If you expect a single pack of Apache configuration files, you are right, and wrong. A ModSecurity rule set includes information about different areas:
The logic required to detect attacks.
A policy setting the actions to perform if an attack is detected.
Information regarding attacks.
In order to allow separate management of the different parts, the Core Rules are based on templates that are generated into a run-time rule set by inserting policy, patterns and event information. The Core Rules package includes these templates, the generation script (written in Perl) and data files required to generate a useful rule set. It also includes a bunch of pre-generated rule sets for different policies. The generation script also allows two optimizations:
Optimal use of regular expressions. Since regular expressions are much more efficient if assembled into a single expression and optimized, the generation script takes the list of patterns that are required for a rule and optimize them into a most efficient regular expression.

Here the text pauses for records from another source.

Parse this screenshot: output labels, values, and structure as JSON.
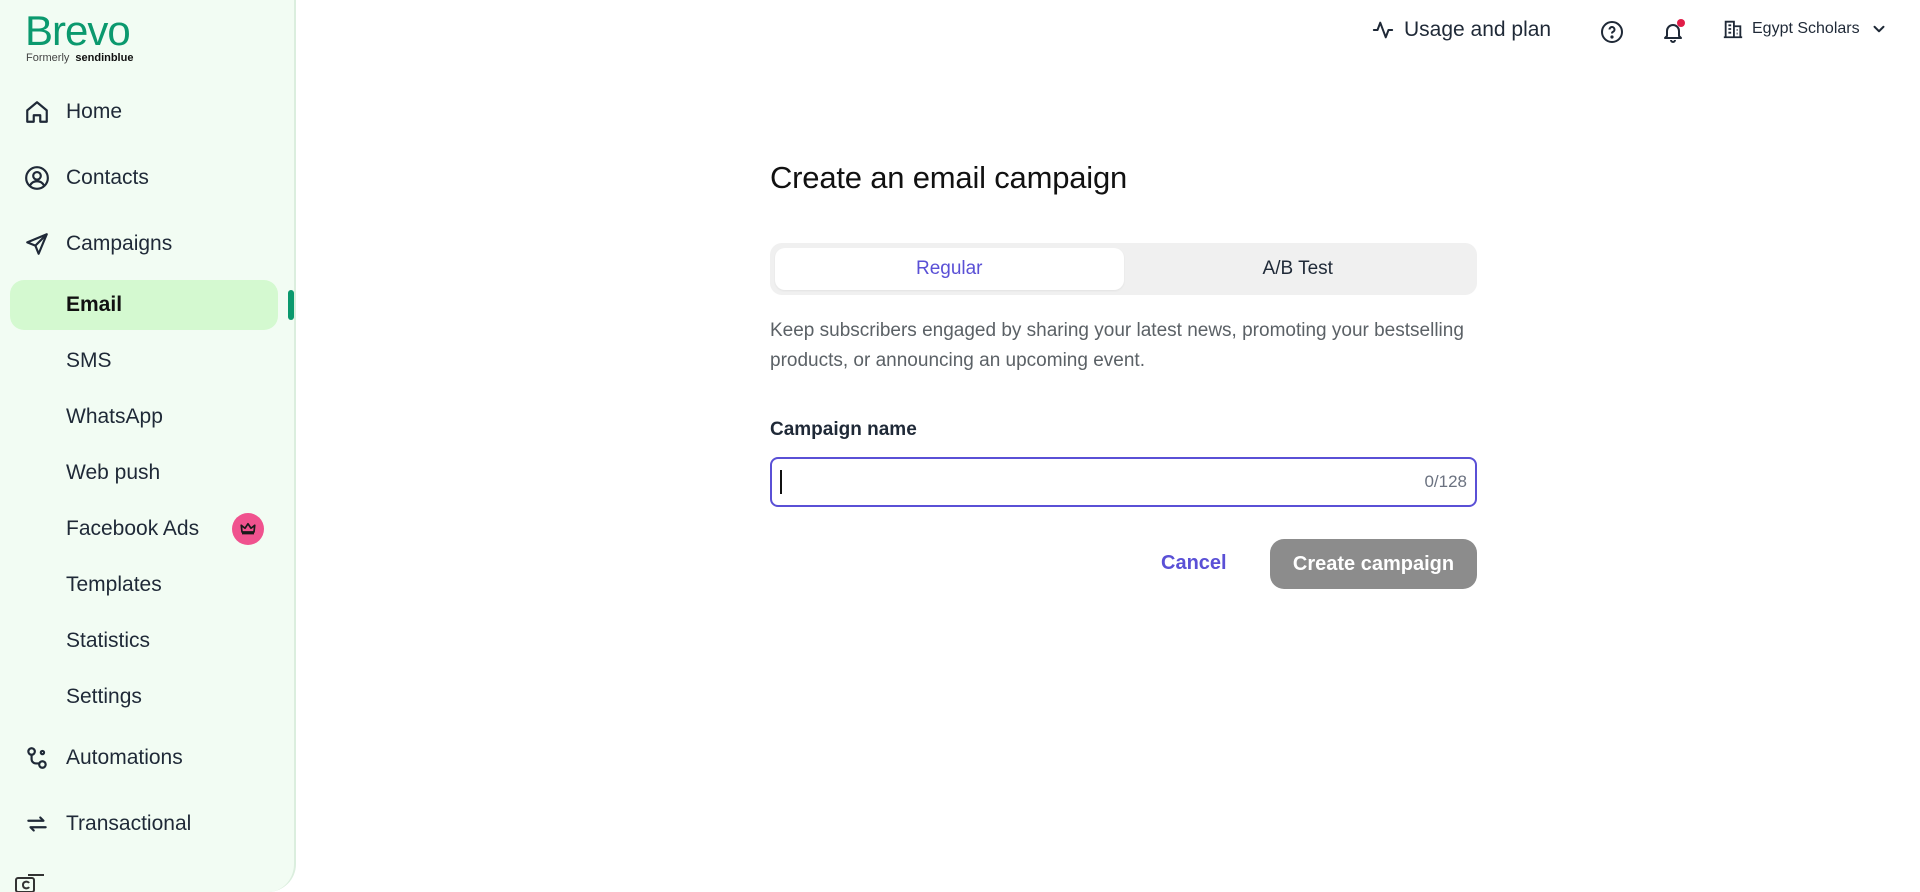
{
  "brand": {
    "name": "Brevo",
    "formerly_label": "Formerly",
    "formerly_name": "sendinblue",
    "color": "#0b996e"
  },
  "sidebar": {
    "main_items": [
      {
        "label": "Home",
        "icon": "home-icon"
      },
      {
        "label": "Contacts",
        "icon": "contacts-icon"
      },
      {
        "label": "Campaigns",
        "icon": "send-icon"
      },
      {
        "label": "Automations",
        "icon": "automations-icon"
      },
      {
        "label": "Transactional",
        "icon": "transactional-icon"
      }
    ],
    "campaign_items": [
      {
        "label": "Email",
        "active": true
      },
      {
        "label": "SMS"
      },
      {
        "label": "WhatsApp"
      },
      {
        "label": "Web push"
      },
      {
        "label": "Facebook Ads",
        "badge": "crown-icon"
      },
      {
        "label": "Templates"
      },
      {
        "label": "Statistics"
      },
      {
        "label": "Settings"
      }
    ]
  },
  "topbar": {
    "usage_label": "Usage and plan",
    "account_name": "Egypt Scholars"
  },
  "main": {
    "title": "Create an email campaign",
    "tabs": [
      {
        "label": "Regular",
        "selected": true
      },
      {
        "label": "A/B Test",
        "selected": false
      }
    ],
    "description": "Keep subscribers engaged by sharing your latest news, promoting your bestselling products, or announcing an upcoming event.",
    "field_label": "Campaign name",
    "field_value": "",
    "counter": "0/128",
    "cancel_label": "Cancel",
    "create_label": "Create campaign"
  },
  "colors": {
    "accent": "#5a50d6",
    "sidebar_bg": "#f2fcf3",
    "active_bg": "#d4f9d0",
    "disabled_button": "#8c8c8c"
  }
}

Removal of rules that are not utilized by a specific policy.
In order to provide generic web applications protection, the Core Rules use the following techniques:
HTTP protection - detecting violations of the HTTP protocol and a locally defined usage policy.
Common Web Attacks Protection - detecting common web application security attack.
Automation detection - Detecting bots, crawlers, scanners and other surface malicious activity.
Trojan Protection - Detecting access to Trojans horses.
Error Hiding - Disguising error messages sent by the server.